Question

A thin lens produces an upright image of the same size as the object. Find the distance of the object from the optical centre of the lens.
A) Zero
B) $4f$
C) $2f$
D) $\dfrac{f}{2}$

Answer 1

Hint: The size of the image is the same as that of the object. This implies that the magnification is one.

Formula used:
Thin lens formula is given by, $\dfrac{1}{v} - \dfrac{1}{u} = \dfrac{1}{f}$ where $v$ is the image distance, $u$ is the object distance and $f$ is the focal length of the lens.
Magnification of the lens is given by, $m = \dfrac{v}{u}$ where $v$ is the image distance and $u$ is the object distance.
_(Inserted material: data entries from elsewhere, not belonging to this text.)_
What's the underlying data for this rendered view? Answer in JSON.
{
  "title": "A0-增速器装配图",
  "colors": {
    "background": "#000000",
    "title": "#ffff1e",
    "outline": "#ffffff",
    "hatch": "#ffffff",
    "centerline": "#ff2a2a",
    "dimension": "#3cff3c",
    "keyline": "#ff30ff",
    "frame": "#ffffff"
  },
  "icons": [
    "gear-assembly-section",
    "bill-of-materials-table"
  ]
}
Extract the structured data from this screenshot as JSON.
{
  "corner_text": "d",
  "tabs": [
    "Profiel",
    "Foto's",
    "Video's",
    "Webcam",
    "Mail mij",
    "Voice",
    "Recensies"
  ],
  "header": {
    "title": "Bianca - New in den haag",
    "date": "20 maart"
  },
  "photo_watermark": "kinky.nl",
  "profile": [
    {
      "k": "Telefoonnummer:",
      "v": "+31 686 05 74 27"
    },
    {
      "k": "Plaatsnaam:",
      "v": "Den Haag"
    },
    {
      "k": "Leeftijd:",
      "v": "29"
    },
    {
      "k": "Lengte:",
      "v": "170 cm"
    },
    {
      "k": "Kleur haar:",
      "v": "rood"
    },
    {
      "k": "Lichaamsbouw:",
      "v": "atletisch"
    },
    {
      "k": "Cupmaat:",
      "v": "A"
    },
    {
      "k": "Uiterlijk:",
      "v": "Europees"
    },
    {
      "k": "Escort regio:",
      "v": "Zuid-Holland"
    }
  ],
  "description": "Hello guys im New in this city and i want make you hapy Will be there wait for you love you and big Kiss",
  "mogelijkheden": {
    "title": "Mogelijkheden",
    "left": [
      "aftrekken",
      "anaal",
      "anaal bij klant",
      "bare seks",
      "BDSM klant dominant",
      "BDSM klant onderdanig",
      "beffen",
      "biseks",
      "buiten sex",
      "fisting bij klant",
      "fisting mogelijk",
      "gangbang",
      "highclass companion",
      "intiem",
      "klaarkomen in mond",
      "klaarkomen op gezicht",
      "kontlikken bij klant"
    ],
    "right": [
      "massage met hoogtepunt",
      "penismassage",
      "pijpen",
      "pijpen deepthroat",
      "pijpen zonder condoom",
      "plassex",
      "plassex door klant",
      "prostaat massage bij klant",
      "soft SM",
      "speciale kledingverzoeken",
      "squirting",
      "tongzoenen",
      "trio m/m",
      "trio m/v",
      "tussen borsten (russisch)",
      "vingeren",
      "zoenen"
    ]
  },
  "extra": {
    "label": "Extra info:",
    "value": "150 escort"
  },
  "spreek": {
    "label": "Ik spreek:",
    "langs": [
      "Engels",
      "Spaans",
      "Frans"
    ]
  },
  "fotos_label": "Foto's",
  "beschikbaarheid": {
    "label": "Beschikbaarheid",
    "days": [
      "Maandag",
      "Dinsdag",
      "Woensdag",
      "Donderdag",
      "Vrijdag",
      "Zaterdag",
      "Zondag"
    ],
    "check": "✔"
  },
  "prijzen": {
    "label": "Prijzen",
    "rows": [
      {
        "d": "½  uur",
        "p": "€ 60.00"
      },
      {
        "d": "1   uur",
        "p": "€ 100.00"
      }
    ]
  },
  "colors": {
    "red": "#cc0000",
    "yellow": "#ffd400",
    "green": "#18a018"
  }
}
Complete step by step answer:
Step 1: Using the thin lens formula obtain an expression for the distance at which the image is formed.
Thin lens formula is given by, $\dfrac{1}{v} - \dfrac{1}{u} = \dfrac{1}{f}$ -------- (1)
where $v$ is the image distance, $u$ is the object distance and $f$ is the focal length of the lens.
Equation (1) can be rearranged as $\dfrac{1}{v} = \dfrac{1}{f} - \dfrac{1}{u}$ or, $\dfrac{1}{v} = \dfrac{{u - f}}{{fu}}$
By taking the reciprocal of the above equation we get, $v = \dfrac{{uf}}{{u - f}}$
Thus the distance at which the image is formed is obtained as $v = \dfrac{{uf}}{{u - f}}$ ------ (2).

Step 2: Express the relation for the magnification produced by the lens.
Magnification produced by a lens refers to the extent to which an object is magnified. It is the ratio of the distance at which the image is formed (image distance) to the distance at which the object is placed.
Magnification is given by, $m = \dfrac{v}{u}$ -------- (3) ,
where $v = \dfrac{{uf}}{{u - f}}$ is the image distance and $u$ is the object distance.
Substituting equation (2) in equation (3) we get, $m = \dfrac{{uf}}{{u\left( {u - f} \right)}}$
By cancelling out the similar terms in the above equation, we get $m = \dfrac{f}{{\left( {u - f} \right)}}$
Thus the magnification produced by the lens is $m = \dfrac{f}{{\left( {u - f} \right)}}$ ------- (4).

Step 3: Using equation (4) find the distance at which the object is placed.
It is given that the image formed is upright and has the same size as that of the object. So, magnification $m = 1$ .
Substituting the value of $m = 1$ in equation (4) we get, $\dfrac{f}{{\left( {u - f} \right)}} = 1$
Reduce the above equation to get $u - f = f$ or, $u = f - f = 0$

Therefore the object distance is $u = 0$

Note:
The distance at which the object is placed from the optical centre is calculated as zero. This essentially means that the object must be placed at the optical centre itself. This position of the object will then result in the formation of an image that has the same size as that of the object.